Insights from Entrepreneur Noah Friedman (Questrom’17)

September 25, 2025

Noah Sanborn Friedman’17

“For asymmetric outcomes, you need to take asymmetric action.”

That mindset has guided entrepreneur Noah Sanborn Friedman (Questrom’17) from his early days at Boston University to running his own venture fund and creating Uncharted, a thriving community for founders and innovators. His story proves that success rarely follows a straight line. Instead, it’s built on hard work, relentless curiosity, and a willingness to step into spaces where others might hesitate.

Say Yes, Then Figure It Out

At Questrom, Noah was always tinkering with ideas and reading TechCrunch. When he landed an internship at a startup and his supervisor was suddenly fired, most interns would have pulled back. Instead, Noah raised his hand: Can I report directly to the CEO?

The CEO agreed—and handed him a long list of deliverables. Noah worked long hours, asked countless questions, and delivered. By summer’s end, he was leading partnerships and strategy. Later, he pitched to keep working remotely during senior year, taking calls between classes.

The lesson? Don’t wait for the perfect role. When an opening appears, step in—even if you don’t yet know all the answers.

Resilience Through Setbacks

After graduation, Noah planned to join the smart home company full-time as chief of staff. But just as he was recovering from surgery, funding collapsed and the company shut down.

Rather than retreat, Noah accepted a new challenge: COO of an alcohol analytics startup at just 22. It was trial by fire—learning operations, raising capital, and managing people with no safety net. “I knew nothing about alcohol beyond being a college consumer,” he says. “But I said yes.”

That leap gave him credibility in venture capital and set the stage for what came next. When COVID hit, Noah co-founded a fund with a partner from AB InBev’s venture arm. Through persistence and storytelling, they raised $8M for their first fund, growing it into a $30M+ operation.

Setbacks aren’t endings—they’re detours. Failures can be first attempts in learning if you treat them that way.

Creating Opportunities Where None Exist

In 2021, investor Michael Loeb asked Noah how to reconnect young founders. Noah volunteered to host a dinner—and prepared like it was a performance. He memorized bios, planned the flow, and personally introduced every guest.

That first dinner drew heavy hitters like Gary Vaynerchuk. Soon, there were monthly dinners, Hamptons summits, and eventually Uncharted—a curated community of founders, investors, and visionaries.

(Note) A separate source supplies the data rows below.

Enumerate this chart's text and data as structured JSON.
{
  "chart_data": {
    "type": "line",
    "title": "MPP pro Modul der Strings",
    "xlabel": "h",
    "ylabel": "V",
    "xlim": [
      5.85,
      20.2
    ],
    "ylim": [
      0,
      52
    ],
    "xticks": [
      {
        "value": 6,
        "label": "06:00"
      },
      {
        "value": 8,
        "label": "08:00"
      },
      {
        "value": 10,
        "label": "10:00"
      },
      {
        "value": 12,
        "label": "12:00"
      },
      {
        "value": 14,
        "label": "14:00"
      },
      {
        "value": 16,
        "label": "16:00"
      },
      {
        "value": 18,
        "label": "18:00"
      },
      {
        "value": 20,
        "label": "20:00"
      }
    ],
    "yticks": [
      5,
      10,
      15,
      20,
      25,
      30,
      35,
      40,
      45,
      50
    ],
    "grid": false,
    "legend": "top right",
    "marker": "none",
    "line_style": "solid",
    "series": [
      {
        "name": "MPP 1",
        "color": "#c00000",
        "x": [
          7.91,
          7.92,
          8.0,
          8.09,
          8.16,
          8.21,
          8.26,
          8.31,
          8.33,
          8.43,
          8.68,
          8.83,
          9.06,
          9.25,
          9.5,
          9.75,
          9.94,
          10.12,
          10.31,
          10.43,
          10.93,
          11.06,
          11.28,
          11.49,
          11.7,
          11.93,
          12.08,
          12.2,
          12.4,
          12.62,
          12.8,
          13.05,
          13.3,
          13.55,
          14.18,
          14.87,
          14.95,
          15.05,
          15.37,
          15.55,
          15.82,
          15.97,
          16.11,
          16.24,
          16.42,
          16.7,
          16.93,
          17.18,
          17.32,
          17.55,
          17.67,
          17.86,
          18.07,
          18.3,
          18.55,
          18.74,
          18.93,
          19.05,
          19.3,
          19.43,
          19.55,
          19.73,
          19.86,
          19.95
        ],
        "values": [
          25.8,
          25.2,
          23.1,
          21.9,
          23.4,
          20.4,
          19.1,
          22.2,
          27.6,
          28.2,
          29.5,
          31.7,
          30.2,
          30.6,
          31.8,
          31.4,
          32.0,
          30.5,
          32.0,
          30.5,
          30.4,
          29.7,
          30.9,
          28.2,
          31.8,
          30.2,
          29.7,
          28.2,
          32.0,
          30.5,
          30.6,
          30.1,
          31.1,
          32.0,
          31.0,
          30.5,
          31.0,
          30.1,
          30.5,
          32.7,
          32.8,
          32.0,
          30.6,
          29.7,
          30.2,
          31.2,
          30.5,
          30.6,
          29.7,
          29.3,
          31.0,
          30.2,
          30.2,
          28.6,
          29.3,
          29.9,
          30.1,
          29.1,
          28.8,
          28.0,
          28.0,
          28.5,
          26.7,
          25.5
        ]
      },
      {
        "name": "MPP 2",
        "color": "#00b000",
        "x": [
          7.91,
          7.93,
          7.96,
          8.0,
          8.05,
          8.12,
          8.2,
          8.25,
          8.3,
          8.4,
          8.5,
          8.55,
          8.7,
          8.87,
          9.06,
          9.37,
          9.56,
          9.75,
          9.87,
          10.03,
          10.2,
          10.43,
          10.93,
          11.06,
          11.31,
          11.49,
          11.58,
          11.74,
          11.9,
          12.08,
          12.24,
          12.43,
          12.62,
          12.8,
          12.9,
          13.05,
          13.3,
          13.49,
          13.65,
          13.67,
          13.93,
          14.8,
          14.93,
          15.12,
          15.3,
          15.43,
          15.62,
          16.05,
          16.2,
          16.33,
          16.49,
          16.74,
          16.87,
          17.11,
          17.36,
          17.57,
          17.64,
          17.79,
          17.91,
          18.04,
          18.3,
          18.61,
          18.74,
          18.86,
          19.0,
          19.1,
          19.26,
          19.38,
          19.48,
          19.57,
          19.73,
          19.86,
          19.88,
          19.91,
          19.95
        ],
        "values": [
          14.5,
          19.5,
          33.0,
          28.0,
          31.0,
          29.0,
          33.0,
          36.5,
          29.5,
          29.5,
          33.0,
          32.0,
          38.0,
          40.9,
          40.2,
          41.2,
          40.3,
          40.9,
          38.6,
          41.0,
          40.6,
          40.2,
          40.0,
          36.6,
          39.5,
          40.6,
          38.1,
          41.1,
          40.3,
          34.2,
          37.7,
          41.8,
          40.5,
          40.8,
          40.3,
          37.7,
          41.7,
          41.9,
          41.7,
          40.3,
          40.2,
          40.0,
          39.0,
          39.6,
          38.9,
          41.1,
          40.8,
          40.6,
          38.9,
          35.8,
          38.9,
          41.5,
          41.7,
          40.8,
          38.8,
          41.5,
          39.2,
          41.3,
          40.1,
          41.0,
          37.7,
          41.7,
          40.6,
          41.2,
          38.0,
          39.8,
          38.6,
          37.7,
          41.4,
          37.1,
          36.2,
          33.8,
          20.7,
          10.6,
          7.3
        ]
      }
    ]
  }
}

“It’s not about cocktails and name tags,” Noah says. “It’s about putting the right people in the right room and structuring conversations intentionally. Being in the right room can change your life.”

Lessons for Questrom Students Today

Noah’s path underscores timeless lessons:

  • Work harder than expected. Effort and follow-through matter more than being the “smartest person in the room.”
  • Step into discomfort. Many of his biggest breaks came from roles he wasn’t “qualified” for.
  • Fail forward. Every no was just fuel for the next opportunity.
  • Leverage your strengths. His theater background turned into a superpower—storytelling, presence, improvisation—that now sets him apart in business.
  • Use today’s tools. He urges students to master AI platforms like ChatGPT, Claude, and Perplexity—not just to make homework easier, but to accelerate learning and compounding growth.

The Bigger Picture

Noah often says: “The best founders, the best companies, are pretty hard to kill.” The same is true for people. Success comes to those who keep showing up, stay curious, and refuse to let setbacks define them.

So, how do you stand out?

By being brave enough to go where others won’t. By saying yes before you feel ready. By working relentlessly, failing forward, and remembering that even in uncharted territory, you can build something extraordinary.